Nash v. State

Beasley, Judge,

concurring specially.

I agree with what is said in the opinion, except that as to Division 3, I concur only in its conclusion.

First, the transfer of the case to this court does not indicate that the Supreme Court considered appellant’s constitutional challenge without merit.

As the jurisdictional statement of appellant shows, Supreme Court review was sought because appellant challenged the constitutionality of two statutes, OCGA §§ 16-2-4 and 16-2-5. These relate to certain presumptions regarding a person’s will and intent. No doubt because statutory constitutionality has now been dealt with in Francis v. Franklin, 471 U. S. _ (105 SC 1965, 85 LE2d 344) (1985), rendering the question merely one of application rather than construction, Supreme Court jurisdiction was declined. Zepp v. Mayor &c. of Athens, 255 Ga. 449, 451 (339 SE2d 576) (1986). Its exclusive jurisdiction encompasses “all cases ... in which the constitutionality of a law . . . has been drawn in question.” Ga. Const. 1983, Art. I, Sec. VI, Par. II (1). Thus there appeared for review only whether the trial court’s charges to the jury on these subjects conformed to the constitutionally modified statutes or not, and the resolution of that question, dealt with in Division 2 of the opinion, falls within the jurisdiction of this court. Boswell v. State, 176 Ga. App. 855 (338 SE2d 62) (1985); Heard v. State, 175 Ga. App. 793 (334 SE2d 374) (1985). For further elucidation on this subject, see George v. State, 175 Ga. App. 229, 231 (333 SE2d 141) (1985).
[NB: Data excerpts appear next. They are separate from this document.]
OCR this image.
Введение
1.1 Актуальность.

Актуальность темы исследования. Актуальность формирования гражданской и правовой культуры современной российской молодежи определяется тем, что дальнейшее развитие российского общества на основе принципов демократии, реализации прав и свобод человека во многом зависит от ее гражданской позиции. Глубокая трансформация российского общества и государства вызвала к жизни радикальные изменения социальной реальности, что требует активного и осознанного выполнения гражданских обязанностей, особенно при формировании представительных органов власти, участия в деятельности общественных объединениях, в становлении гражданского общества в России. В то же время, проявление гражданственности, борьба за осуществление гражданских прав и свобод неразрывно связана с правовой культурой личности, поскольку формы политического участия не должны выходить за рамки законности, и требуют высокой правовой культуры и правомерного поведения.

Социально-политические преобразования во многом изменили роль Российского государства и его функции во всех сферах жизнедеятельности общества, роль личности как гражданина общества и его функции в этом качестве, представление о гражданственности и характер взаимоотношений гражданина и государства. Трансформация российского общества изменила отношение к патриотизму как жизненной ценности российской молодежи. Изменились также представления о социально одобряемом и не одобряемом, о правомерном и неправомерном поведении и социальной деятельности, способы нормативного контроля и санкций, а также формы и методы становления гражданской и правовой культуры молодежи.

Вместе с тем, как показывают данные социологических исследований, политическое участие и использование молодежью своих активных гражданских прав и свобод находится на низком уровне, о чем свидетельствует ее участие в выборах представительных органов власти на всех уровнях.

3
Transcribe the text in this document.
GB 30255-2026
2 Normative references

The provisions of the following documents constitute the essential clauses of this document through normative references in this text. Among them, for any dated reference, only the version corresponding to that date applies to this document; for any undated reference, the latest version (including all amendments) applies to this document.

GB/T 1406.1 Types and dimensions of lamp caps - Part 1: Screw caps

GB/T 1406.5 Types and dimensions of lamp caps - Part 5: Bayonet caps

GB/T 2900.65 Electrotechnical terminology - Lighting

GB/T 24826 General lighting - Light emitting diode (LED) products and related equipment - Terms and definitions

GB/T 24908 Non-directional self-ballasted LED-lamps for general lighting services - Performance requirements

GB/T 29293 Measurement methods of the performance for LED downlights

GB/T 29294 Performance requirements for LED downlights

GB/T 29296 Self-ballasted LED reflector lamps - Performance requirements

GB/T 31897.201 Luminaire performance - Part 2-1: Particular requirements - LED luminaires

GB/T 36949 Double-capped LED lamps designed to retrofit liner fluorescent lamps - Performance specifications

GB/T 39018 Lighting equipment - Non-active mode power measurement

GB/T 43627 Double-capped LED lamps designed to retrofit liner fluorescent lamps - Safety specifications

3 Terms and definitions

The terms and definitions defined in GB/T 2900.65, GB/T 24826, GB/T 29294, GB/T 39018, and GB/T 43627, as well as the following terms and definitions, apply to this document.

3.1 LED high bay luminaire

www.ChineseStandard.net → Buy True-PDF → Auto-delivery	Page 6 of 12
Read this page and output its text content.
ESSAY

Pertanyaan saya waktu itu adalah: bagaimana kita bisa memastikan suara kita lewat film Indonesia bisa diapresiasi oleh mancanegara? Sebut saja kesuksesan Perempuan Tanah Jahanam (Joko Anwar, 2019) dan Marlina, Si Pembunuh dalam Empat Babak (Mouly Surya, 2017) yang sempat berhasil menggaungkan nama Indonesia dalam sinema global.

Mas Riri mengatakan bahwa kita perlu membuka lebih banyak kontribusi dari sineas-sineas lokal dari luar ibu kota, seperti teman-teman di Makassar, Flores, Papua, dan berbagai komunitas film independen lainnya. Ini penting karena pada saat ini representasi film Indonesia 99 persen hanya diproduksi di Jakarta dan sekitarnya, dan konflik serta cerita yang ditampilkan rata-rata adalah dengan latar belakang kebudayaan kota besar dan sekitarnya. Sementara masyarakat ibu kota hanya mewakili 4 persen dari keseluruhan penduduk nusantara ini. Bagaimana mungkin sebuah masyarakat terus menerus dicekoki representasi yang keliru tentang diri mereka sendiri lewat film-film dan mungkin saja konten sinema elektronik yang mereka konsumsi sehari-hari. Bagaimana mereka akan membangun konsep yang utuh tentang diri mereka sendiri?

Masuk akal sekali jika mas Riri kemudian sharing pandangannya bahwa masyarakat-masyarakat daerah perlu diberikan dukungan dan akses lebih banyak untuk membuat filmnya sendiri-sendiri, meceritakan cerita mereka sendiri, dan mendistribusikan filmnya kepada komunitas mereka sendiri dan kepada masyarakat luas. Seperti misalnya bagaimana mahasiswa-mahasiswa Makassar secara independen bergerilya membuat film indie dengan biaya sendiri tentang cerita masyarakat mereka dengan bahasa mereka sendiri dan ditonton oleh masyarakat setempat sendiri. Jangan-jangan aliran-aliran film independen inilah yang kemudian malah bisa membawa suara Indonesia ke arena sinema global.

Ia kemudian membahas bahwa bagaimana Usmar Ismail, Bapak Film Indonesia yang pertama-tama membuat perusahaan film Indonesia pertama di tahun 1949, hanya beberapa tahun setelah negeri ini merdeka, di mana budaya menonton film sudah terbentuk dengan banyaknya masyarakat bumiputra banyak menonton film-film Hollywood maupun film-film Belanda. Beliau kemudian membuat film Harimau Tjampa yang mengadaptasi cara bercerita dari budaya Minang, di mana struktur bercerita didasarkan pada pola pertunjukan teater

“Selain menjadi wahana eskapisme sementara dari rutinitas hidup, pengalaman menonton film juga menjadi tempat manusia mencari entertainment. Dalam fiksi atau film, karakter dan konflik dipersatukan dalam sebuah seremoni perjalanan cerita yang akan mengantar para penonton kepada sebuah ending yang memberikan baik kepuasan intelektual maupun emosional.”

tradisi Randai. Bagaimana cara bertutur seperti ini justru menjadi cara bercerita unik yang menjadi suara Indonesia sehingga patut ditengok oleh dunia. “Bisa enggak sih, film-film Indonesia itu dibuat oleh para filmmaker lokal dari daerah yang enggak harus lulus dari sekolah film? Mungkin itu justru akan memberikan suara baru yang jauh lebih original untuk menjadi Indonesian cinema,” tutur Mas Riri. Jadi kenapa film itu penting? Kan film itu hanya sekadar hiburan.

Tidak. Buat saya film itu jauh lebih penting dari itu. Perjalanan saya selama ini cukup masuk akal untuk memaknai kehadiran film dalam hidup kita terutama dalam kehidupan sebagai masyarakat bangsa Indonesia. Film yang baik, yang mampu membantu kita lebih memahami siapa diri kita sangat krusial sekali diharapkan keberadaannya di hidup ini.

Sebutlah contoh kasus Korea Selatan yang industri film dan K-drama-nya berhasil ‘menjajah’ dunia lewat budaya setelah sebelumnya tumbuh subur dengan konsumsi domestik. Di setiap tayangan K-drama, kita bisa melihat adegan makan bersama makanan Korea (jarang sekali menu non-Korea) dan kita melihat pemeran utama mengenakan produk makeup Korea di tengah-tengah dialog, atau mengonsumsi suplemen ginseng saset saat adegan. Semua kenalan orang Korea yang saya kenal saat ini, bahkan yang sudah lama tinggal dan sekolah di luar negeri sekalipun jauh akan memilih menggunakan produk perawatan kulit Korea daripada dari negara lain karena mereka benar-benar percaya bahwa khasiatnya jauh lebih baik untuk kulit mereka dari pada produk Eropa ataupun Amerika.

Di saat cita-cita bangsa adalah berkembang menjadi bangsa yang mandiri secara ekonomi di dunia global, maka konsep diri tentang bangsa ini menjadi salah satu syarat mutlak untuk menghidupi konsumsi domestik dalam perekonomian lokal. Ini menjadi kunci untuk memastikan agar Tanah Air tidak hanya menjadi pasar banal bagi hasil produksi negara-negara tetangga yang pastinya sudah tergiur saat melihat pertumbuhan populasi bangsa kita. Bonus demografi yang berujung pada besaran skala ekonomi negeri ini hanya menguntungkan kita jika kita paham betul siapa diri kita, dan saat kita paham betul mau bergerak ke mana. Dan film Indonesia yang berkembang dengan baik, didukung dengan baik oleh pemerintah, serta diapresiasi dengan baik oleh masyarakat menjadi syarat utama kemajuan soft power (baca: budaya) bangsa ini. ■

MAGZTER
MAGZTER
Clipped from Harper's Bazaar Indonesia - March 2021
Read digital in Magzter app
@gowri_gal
Appellant does not challenge the constitutionality of the statute OCGA § 17-14-15 (b) but rather its application in his particular case. He urges that the state’s refusal in plea bargaining to recommend to the trial court the acceptance of a misdemeanor plea, and the court’s refusal to accept such a plea and appellant’s offered restitution plan, deprived him of federal and state constitutional rights to equal protection of the laws. Thus I believe it is no answer to say that the transfer to this court mandates the conclusion that the constitutional contentions are without merit. They have yet to be addressed. Appellant recognized this as a question within our jurisdiction, for he did not present it as a basis for Supreme Court jurisdiction when he filed his appeal there. Whether the prosecutor’s and the court’s actions in *708refusing appellant’s requests constituted unconstitutional applications of OCGA § 17-14-15 (b) and the scheme of which it is a part, would fall within the jurisdiction of this court. See Liles v. Still, 176 Ga. App. 65 (1) (335 SE2d 168) (1985).

Decided June 27, 1986 Rehearing denied July 9, 1986. Allen R. Hirons, for appellant. Thomas J. Charron, District Attorney, Debra H. Bernes, Assistant District Attorney, for appellee.

After dispensing with the constitutional claims, the majority turns to the assertion that the statute was violated by the district attorney’s and the trial court’s refusals. Short shrift is given, as the majority concludes that OCGA § 17-14-15 (b) does not apply to appellant because he was not then an “offender” as statutorily defined. That is clearly so with respect to the plea bargaining efforts with the district attorney. The statutory scheme with respect to restitution, moreover, does not embrace plea bargaining as one of the forms of “relief’ to which it applies. OCGA § 17-14-2.